Wann immer Sie können, setzen Sie sich also ruhig mal etwas mehr in Szene, vor allem gegenüber Ihrem Chef. Vorgesetzte haben leider einen natürlichen Erinnerungsdefekt, wie wertvoll einzelne Mitarbeiter sind. Schweigen ist in diesem Fall nicht Gold, sondern allenfalls Blech. Frischen Sie seine Erinnerungen lieber auf und pflegen Sie Ihren Ruf.

Regelmäßige Politur schützt ja schließlich auch vor Rost.

Soft Skills manövrieren Frauen ins Karriere-Aus

Ständig wechselnde Projekte, immer neue interdisziplinäre Teams, viel Kommunikation via E-Mail, Videokonferenzen und Meetings... Um dort aufzufallen, ist Eigenmarketing unumgänglich. Immer mehr Frauen ist das bewusst. Entsprechend warten sie nicht darauf entdeckt zu werden, sondern rühren die Werbetrommel in eigener Sache... Nicht ungefährlich!
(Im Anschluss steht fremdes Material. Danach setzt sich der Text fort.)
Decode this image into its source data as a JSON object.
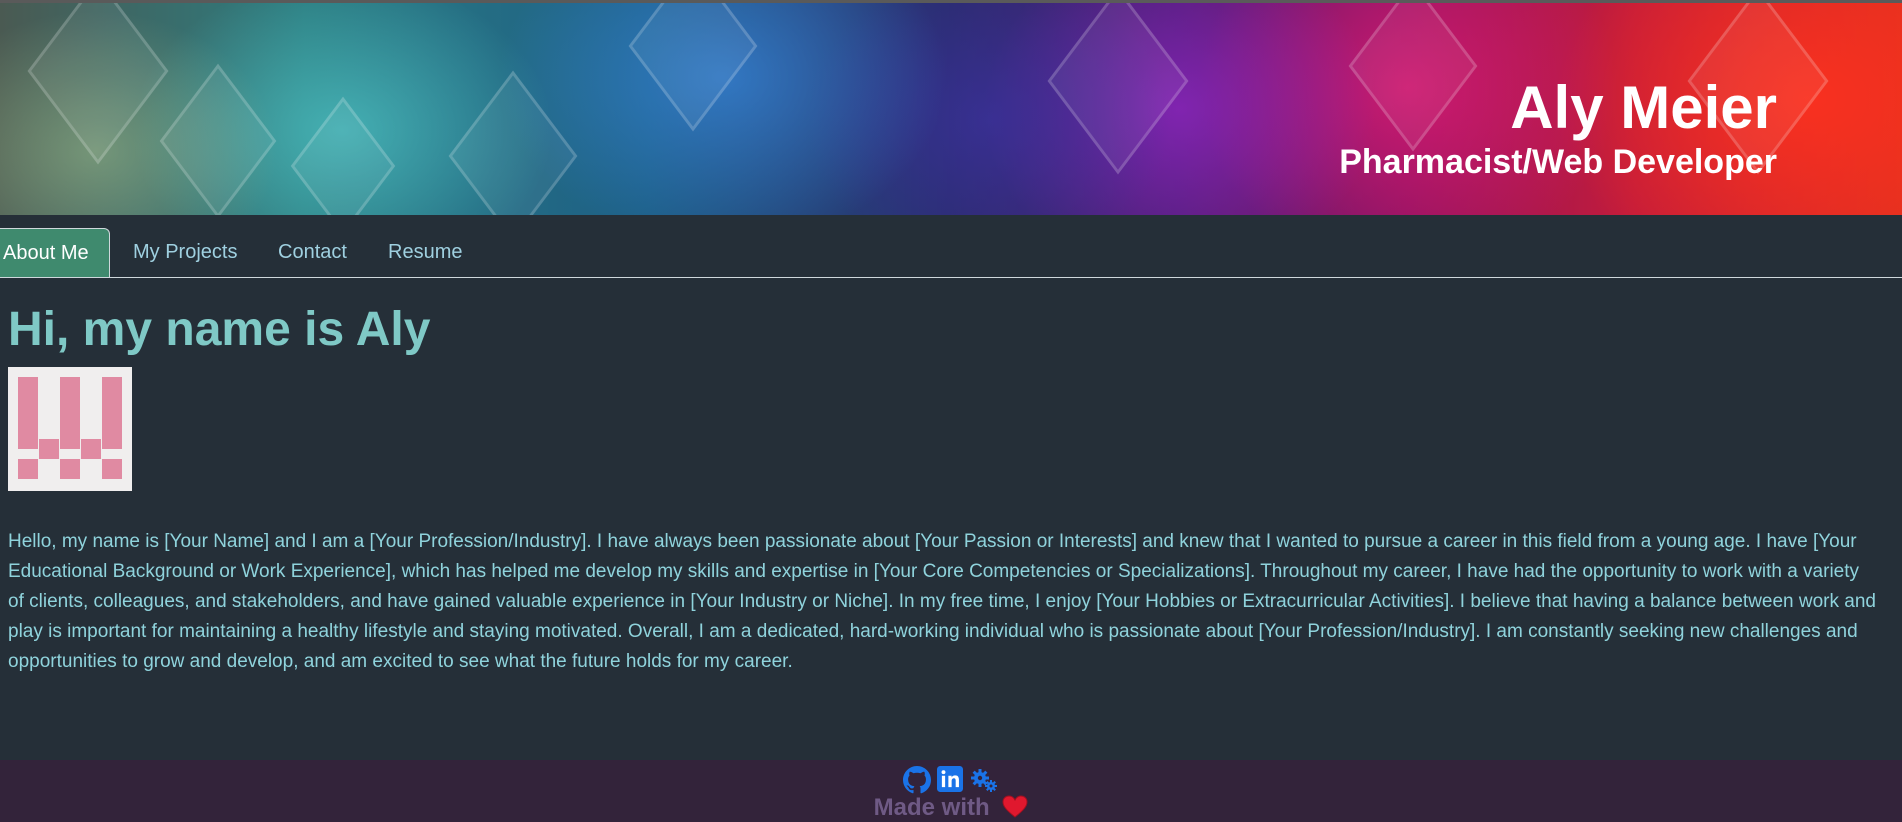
{
  "header": {
    "name": "Aly Meier",
    "role": "Pharmacist/Web Developer"
  },
  "nav": {
    "tabs": [
      {
        "label": "About Me",
        "active": true
      },
      {
        "label": "My Projects",
        "active": false
      },
      {
        "label": "Contact",
        "active": false
      },
      {
        "label": "Resume",
        "active": false
      }
    ]
  },
  "main": {
    "heading": "Hi, my name is Aly",
    "bio": "Hello, my name is [Your Name] and I am a [Your Profession/Industry]. I have always been passionate about [Your Passion or Interests] and knew that I wanted to pursue a career in this field from a young age. I have [Your Educational Background or Work Experience], which has helped me develop my skills and expertise in [Your Core Competencies or Specializations]. Throughout my career, I have had the opportunity to work with a variety of clients, colleagues, and stakeholders, and have gained valuable experience in [Your Industry or Niche]. In my free time, I enjoy [Your Hobbies or Extracurricular Activities]. I believe that having a balance between work and play is important for maintaining a healthy lifestyle and staying motivated. Overall, I am a dedicated, hard-working individual who is passionate about [Your Profession/Industry]. I am constantly seeking new challenges and opportunities to grow and develop, and am excited to see what the future holds for my career."
  },
  "footer": {
    "made_with": "Made with",
    "icons": [
      "github-icon",
      "linkedin-icon",
      "gears-icon",
      "heart-icon"
    ]
  },
  "colors": {
    "background": "#252f38",
    "accent_tab": "#3f8a6e",
    "heading": "#7fc9c6",
    "text": "#8fd3dc",
    "footer_bg": "#33233a",
    "footer_text": "#6f5a85",
    "icon_blue": "#1a73e8",
    "heart": "#e0182e"
  }
}
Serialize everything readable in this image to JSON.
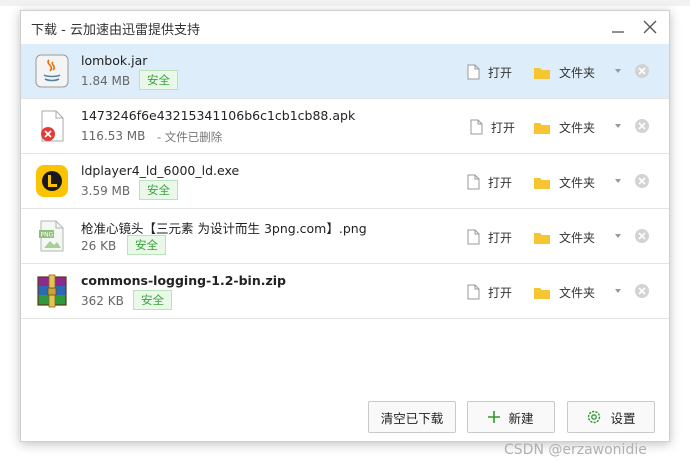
{
  "window": {
    "title": "下载 - 云加速由迅雷提供支持"
  },
  "files": [
    {
      "name": "lombok.jar",
      "size": "1.84 MB",
      "status": "安全",
      "icon": "java-file-icon"
    },
    {
      "name": "1473246f6e43215341106b6c1cb1cb88.apk",
      "size": "116.53 MB",
      "status": "- 文件已删除",
      "icon": "deleted-file-icon"
    },
    {
      "name": "ldplayer4_ld_6000_ld.exe",
      "size": "3.59 MB",
      "status": "安全",
      "icon": "ldplayer-app-icon"
    },
    {
      "name": "枪准心镜头【三元素 为设计而生 3png.com】.png",
      "size": "26 KB",
      "status": "安全",
      "icon": "png-file-icon"
    },
    {
      "name": "commons-logging-1.2-bin.zip",
      "size": "362 KB",
      "status": "安全",
      "icon": "winrar-archive-icon"
    }
  ],
  "actions": {
    "open": "打开",
    "folder": "文件夹"
  },
  "footer": {
    "clear": "清空已下载",
    "new": "新建",
    "settings": "设置"
  },
  "watermark": "CSDN @erzawonidie",
  "colors": {
    "selected_row": "#ddeefa",
    "safe_text": "#3aa23a",
    "folder": "#f7c531"
  }
}
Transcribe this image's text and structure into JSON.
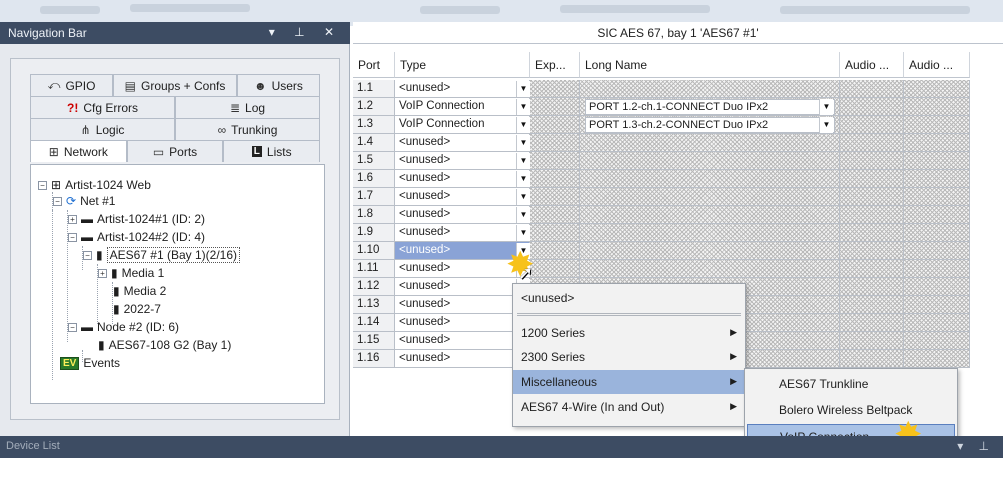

Selbst wenn frau alles richtig macht, kann sie doch alles falsch machen. So ließe sich das Paradoxon zusammenfassen, dass eine Studie von Soziologen der TU Berlin aufgedeckt hat. Das Team um Christiane Funken interviewte dazu 151 Manager und 130 Managerinnen aus mittleren Führungsebenen in zehn Unternehmen mit mehr als 500 Beschäftigten. Dabei stellten sie fest: Klassische Karrierestrategien manövrieren Frauen eher ins Aus, Zitat:

Indem sie immerzu zeigen, dass sie Soft Skills beherrschen, und sie tun dies, weil sie wissen, wie wichtig die Selbstdarstellung im Team ist, werden sie zur Repräsentantin ihres Geschlechts. Sie werden von den Vorgesetzten nicht als Individuum, sondern nur noch als Frau wahrgenommen, weil diese Fähigkeiten im Umgang mit anderen Menschen früher einmal als typisch Frau galten. Das hat sich offensichtlich so tief ins Bewusstsein eingeschrieben, dass dies heute immer noch wirkt.

Männer dagegen, das gehe aus den Interviews hervor, würden die Soft Skills deutlich weniger wichtig nehmen als bisher angenommen. Stattdessen verhalten sie sich strategischer: Während Frauen in den jeweiligen Projektteams versuchen, Probleme durch Kooperation zu lösen (was effizient und klug ist – im Sinne des Unternehmens), profilieren sich Männer, indem sie mit anderen Teamkollegen konkurrieren. Dadurch fallen sie eher auf – und steigen auf.

Denn – so ein weiteres Ergebnis der Studie – Projekterfolg führe meist nur auf die mittlere Managementebene. An die Spitze aber gehe es eher in der Linienverantwortung – ein Weg, den ebenfalls deutlich mehr Männer einschlagen, während Frauen Projektkarrieren bevorzugen. Funken nennt dies auch die "neue gläserne Decke" der Wissensökonomie.